GEO HISTOIRE : Dans votre essai, La Loi du sang, vous appelez à «prendre les écrits nazis au sérieux». Pourquoi, durant des décennies, l’analyse de ces textes a t-elle rebuté les historiens ?

Johann Chapoutot : Tout d’abord, le contenu n’est pas plaisant… C’est une immersion dans un monde très sombre, très pessimiste et agressif. Mais il y a une autre raison. Jamais un régime politique n’a autant agi et détruit en si peu de temps. Les chiffres sont vertigineux. 60 millions de morts pendant la Seconde Guerre mondiale, la destruction du cœur de l’Europe ; à l’est, on compte 5 000 massacres équivalant à Oradour-sur-Glane, 500 en Grèce… Les historiens se sont donc dit légitimement que ce qui comptait, c’était l’établissement des faits, et qu’après tout, les écrits et discours nazis n’avaient pas d’efficacité pratique. Alors que le nazisme a développé une intelligence qui lui était propre, avec ses valeurs, son éthique et sa vision du monde et de l’Histoire.

Les écrits nazis décrivent l’Histoire comme un «long tunnel de souffrances». La race germanique serait-elle une victime ?

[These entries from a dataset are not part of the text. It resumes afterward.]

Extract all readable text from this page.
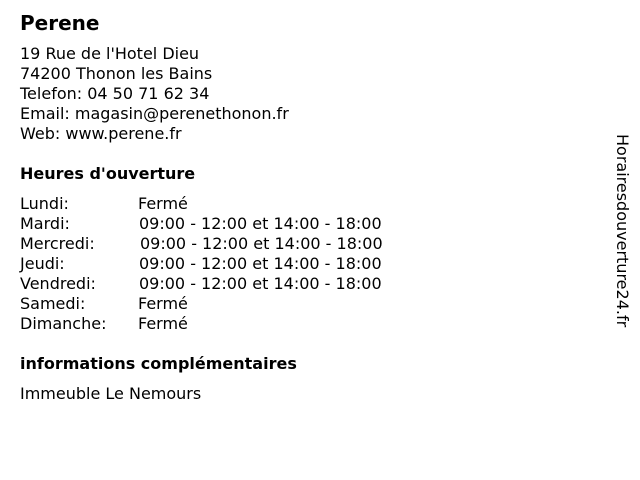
Perene
19 Rue de l'Hotel Dieu
74200 Thonon les Bains
Telefon: 04 50 71 62 34
Email: magasin@perenethonon.fr
Web: www.perene.fr
Heures d'ouverture
Lundi:	Fermé
Mardi:	09:00 - 12:00 et 14:00 - 18:00
Mercredi:	09:00 - 12:00 et 14:00 - 18:00
Jeudi:	09:00 - 12:00 et 14:00 - 18:00
Vendredi:	09:00 - 12:00 et 14:00 - 18:00
Samedi:	Fermé
Dimanche: Fermé
informations complémentaires
Immeuble Le Nemours
Horairesdouverture24.fr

Oui, selon eux, depuis six mille ans. Pour les nazis tout comme les théoriciens de la mouvance nationaliste völkisch qui émerge au milieu du XIXe siècle, l’histoire de l’humanité est indissociable de celle de la lutte des races, et en l’occurrence de l’agression permanente du pauvre peuple indo-germanique, aimable et pacifique, par des ennemis qui veulent sa mort, notamment les juifs. Ce cycle d’agressions aurait débuté avec les guerres médiques, qui opposèrent les Grecs aux Perses au début du Ve siècle avant Jésus-Christ. Ou, selon l’interprétation nazie, l’attaque par l’Orient «enjuivé» de la Grèce germanique…

Les nazis ont souhaité «liquider» l’héritage de 1789. Pourquoi ?

La Révolution française offre le même schéma que les guerres médiques : une révolution menée par une sous-humanité racialement dégénérée contre l’élite qui gouverne la France à cette époque. Les nazis ne sont d’ailleurs pas originaux. Ils ne font que reprendre la théorie de la «querelle des deux races» qui a cours chez les aristocrates français depuis le XVIe siècle, avec cette idée de «sang bleu» : les aristocrates seraient issus d’une lignée pure, franque et donc germanique, pour dominer la plèbe gallo-romaine, racialement mélangée. Pour les nazis, il faut donc en finir avec l’influence philosophique de la Révolution. En 1930, le théoricien du nazisme Alfred Rosenberg évoque ainsi «cent cinquante ans d’erreurs».

L’idée étant aussi de se démarquer de Marx qui faisait de 1789 une référence…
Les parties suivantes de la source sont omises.